The study’s biggest drawback is its lack of ethnic diversity. Because the study’s volunteers, like Framingham in 1948, are virtually all white, doctors cannot automatically extend the findings to blacks or Asians. The study is adding a new section, the Omni Study, of about 1,000 nonwhite Framingham residents.
It is the study’s second expansion. In 1971, as the original Framingham group reached 60, researchers recruited their children and spouses, 5,124 in all. Three Pavia daughters--Lois, Carol and Joanne--joined.
The Framingham doctors hope to add a third generation. The goal this time will be to go beyond heart disease and use the stored data and blood samples on children, their parents and their grandparents to track the genetic origins of all sorts of diseases.
If so, they probably will have little trouble recruiting the original group’s grandchildren. Framingham volunteers talk of the benefits of free medical tests--checkup reports go to the participants and their physicians--but they also take pride in being part of something important.
“It’s a badge of honor,” says Dr. Christopher O’Donnell, another study doctor. “Participants really feel this is something they do for their community.”
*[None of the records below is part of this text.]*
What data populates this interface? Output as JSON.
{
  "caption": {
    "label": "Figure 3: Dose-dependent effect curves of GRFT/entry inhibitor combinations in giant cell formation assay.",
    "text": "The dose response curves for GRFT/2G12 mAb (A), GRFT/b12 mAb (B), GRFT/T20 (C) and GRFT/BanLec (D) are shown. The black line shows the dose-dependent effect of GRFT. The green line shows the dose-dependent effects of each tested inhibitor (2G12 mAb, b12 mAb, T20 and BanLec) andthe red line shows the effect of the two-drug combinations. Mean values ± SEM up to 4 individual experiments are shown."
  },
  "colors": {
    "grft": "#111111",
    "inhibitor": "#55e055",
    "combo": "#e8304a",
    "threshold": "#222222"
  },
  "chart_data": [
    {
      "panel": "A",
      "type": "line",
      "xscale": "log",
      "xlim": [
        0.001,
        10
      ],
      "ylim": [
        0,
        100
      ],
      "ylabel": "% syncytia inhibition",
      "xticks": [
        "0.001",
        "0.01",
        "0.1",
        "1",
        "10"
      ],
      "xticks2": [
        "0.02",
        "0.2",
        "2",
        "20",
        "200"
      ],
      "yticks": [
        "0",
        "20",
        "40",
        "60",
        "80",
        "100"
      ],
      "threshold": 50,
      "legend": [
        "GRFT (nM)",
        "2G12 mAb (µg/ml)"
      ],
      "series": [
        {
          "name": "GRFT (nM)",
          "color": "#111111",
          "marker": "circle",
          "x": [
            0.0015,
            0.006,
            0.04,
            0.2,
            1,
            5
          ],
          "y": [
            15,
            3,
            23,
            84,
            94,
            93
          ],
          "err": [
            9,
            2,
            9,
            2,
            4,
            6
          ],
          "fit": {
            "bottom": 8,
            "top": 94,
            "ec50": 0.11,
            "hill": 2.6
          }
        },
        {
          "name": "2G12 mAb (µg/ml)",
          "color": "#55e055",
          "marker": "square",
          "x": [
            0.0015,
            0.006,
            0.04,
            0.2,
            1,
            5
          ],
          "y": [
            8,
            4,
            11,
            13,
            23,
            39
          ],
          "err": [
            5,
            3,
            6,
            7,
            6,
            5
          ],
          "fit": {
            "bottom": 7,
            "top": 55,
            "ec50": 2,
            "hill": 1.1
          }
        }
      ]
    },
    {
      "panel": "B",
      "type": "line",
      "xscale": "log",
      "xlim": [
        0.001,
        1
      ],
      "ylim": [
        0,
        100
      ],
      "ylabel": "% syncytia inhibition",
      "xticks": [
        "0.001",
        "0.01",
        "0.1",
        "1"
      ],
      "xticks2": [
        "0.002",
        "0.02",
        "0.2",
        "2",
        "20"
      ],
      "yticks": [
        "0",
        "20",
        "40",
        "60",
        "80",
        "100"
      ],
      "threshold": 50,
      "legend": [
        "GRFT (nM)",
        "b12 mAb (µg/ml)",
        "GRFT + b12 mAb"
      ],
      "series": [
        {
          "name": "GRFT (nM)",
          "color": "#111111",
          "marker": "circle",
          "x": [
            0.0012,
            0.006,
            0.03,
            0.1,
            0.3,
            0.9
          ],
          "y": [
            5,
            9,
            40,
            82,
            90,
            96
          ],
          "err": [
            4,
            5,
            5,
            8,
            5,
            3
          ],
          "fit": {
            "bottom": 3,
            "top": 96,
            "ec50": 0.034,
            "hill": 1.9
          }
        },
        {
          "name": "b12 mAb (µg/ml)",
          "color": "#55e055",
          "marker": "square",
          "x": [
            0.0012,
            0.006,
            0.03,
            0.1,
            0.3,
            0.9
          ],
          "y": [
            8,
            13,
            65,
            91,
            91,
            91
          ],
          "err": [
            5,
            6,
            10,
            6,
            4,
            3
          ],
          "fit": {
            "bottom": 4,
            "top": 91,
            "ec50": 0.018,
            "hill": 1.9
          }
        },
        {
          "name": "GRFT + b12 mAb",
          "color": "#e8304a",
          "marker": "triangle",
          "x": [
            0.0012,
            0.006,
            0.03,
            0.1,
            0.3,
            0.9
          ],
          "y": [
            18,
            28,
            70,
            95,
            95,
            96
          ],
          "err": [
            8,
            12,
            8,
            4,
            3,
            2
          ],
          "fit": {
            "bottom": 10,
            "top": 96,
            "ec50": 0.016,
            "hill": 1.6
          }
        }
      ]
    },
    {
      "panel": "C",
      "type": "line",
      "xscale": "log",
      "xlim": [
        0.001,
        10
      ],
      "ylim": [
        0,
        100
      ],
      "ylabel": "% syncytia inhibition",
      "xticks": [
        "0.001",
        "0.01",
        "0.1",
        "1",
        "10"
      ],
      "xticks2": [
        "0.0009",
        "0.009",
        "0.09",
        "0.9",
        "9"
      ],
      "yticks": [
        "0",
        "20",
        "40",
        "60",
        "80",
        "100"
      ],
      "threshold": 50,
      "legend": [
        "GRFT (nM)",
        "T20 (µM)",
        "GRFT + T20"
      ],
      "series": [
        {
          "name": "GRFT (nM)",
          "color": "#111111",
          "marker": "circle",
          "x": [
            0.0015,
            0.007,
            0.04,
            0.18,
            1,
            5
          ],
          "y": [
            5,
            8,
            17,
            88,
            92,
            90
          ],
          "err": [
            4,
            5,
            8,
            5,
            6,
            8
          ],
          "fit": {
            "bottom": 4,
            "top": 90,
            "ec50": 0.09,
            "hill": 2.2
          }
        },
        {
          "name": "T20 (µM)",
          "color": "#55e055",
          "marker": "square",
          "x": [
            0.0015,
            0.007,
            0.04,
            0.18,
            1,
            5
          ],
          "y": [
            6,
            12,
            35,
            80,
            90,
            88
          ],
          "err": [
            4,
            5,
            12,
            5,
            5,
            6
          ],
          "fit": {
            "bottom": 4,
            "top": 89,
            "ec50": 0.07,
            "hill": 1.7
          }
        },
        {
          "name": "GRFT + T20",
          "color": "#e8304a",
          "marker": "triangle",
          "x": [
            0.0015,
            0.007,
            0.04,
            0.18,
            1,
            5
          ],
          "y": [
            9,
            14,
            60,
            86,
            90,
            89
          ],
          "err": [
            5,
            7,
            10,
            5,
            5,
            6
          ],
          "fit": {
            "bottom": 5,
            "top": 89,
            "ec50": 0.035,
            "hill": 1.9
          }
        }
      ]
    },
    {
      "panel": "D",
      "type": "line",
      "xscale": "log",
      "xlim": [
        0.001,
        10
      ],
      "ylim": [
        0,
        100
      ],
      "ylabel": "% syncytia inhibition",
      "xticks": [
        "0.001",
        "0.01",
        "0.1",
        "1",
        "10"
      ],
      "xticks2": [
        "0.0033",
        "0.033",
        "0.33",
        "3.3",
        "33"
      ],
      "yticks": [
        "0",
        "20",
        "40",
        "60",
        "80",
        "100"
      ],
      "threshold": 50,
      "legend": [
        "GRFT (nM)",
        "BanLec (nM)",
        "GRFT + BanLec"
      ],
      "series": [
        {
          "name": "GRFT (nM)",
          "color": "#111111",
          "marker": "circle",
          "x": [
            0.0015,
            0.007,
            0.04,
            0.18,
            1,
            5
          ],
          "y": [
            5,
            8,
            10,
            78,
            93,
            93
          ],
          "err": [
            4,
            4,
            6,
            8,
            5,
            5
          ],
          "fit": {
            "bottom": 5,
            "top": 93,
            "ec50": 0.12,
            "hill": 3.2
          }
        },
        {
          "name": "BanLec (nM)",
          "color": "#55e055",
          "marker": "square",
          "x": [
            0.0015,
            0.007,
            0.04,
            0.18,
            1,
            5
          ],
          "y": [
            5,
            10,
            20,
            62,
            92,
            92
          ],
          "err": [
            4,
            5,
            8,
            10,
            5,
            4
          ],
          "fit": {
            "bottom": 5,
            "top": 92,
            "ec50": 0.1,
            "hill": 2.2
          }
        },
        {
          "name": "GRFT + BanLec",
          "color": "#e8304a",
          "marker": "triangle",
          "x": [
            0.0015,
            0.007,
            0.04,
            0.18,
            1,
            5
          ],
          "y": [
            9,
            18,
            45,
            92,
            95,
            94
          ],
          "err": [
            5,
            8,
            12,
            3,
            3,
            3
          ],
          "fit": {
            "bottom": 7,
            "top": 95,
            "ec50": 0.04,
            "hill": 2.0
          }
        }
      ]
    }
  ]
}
Only about 1% of the study’s surviving members have dropped out over the years. While about one-quarter of all the participants have moved out of state, most--like Pavia’s brother Frank, who lives in California--make a detour to Framingham for an exam whenever they travel near Massachusetts.
Faithfully every two years, Joe and Lorraine Pavia go to the study, housed in a former convent, for two or three hours of ultrasound scans, electrocardiograms, blood drawing and all the rest.
Over the years, the exams have revealed Joe’s own coronary artery disease and diabetes. But that’s not all the Pavias have learned from it. Like Americans everywhere, they have taken the lessons of Framingham to heart, switching to skim milk, cutting back on red meat, staying active and going easy on the jelly doughnuts.
“It’s helped us, and it’s helped a lot of people who weren’t in it,” says Lorraine, 82. “It makes us feel good to know we’ve done something for others.”